- Born: Nicolás Manuel Somma González Montevideo, Uruguay
- Known for: Research on social movements and protest in Latin America

Academic background
- Alma mater: University of Notre Dame

Academic work
- Discipline: Sociology
- Sub-discipline: Political sociology Social movements
- Institutions: Pontifical Catholic University of Chile

= Nicolás Somma =

Uruguayan sociologist

Nicolás Manuel Somma González is a Uruguayan sociologist and academic whose work focuses on political sociology, social movements, protest, and comparative historical analysis.

He is a faculty member at the Institute of Sociology of the Pontifical Catholic University of Chile, where he has taught and conducted research on political conflict, collective action, and democratic processes in Latin America.

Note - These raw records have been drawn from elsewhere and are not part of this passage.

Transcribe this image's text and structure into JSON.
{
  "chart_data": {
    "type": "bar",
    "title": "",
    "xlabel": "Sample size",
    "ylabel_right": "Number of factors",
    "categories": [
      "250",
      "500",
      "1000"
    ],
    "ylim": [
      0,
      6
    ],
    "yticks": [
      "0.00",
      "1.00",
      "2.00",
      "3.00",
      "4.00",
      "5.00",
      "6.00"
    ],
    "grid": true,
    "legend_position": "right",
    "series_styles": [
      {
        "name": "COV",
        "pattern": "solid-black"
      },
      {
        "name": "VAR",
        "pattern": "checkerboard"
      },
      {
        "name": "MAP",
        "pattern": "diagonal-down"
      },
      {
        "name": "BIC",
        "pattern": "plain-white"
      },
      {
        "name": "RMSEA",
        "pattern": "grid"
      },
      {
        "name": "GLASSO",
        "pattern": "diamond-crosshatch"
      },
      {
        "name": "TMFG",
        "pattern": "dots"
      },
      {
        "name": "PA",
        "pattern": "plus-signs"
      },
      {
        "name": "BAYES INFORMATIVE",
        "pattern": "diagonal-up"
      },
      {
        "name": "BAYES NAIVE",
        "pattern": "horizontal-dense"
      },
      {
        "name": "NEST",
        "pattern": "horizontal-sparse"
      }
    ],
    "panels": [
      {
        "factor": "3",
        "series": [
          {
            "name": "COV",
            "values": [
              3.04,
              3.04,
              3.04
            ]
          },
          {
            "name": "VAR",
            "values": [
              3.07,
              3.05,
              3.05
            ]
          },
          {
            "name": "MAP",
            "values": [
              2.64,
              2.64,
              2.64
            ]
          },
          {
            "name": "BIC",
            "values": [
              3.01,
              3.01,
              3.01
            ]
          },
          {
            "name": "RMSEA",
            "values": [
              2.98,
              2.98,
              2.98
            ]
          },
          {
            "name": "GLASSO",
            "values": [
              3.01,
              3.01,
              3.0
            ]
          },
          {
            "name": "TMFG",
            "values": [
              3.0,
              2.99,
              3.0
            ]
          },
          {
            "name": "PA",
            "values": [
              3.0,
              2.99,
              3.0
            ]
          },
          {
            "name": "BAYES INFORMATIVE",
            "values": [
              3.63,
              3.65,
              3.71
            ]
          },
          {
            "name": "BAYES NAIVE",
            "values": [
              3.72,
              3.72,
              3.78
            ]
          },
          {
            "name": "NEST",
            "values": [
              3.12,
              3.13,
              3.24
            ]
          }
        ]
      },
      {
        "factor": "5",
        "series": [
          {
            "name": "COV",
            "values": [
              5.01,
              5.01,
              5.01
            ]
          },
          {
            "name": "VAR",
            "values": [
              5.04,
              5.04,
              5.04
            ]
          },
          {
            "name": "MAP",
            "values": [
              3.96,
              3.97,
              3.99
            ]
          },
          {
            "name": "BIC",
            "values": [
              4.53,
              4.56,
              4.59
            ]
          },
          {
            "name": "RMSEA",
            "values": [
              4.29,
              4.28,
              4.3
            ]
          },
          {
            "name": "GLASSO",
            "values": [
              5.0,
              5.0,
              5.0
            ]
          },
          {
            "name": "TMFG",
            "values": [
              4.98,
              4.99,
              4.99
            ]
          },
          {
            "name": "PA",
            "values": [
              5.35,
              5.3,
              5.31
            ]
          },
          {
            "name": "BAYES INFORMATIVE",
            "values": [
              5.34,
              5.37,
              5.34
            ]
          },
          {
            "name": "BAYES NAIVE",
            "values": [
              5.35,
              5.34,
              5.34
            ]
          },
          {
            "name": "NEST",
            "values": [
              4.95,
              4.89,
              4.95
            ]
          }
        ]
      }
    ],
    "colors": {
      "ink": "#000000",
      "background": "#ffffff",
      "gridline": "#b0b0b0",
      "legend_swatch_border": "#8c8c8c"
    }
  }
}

Somma holds a PhD in sociology from the University of Notre Dame in United States. His academic training combines sociological theory, comparative methodology, and empirical research, with a particular emphasis on political participation, protest dynamics, and state–society relations.

He has been a columnist in media outlets such as El Mostrador and CIPER Chile.

== Academic career ==
He began his scholar career at his alma mater, the University of the Republic in his hometown Uruguay.

Somma is a professor at the Institute of Sociology of the Pontifical Catholic University of Chile. Between 2020 and 2023, he served as Director of the Institute of Sociology, where he was responsible for academic coordination, research development, and institutional governance.

In addition to his university appointment, he is an associated researcher at the Centre for Social Conflict and Cohesion Studies (COES) and the Millennium Nucleus on Political Crises (CRISPOL), participating in interdisciplinary research on political conflict and social cohesion.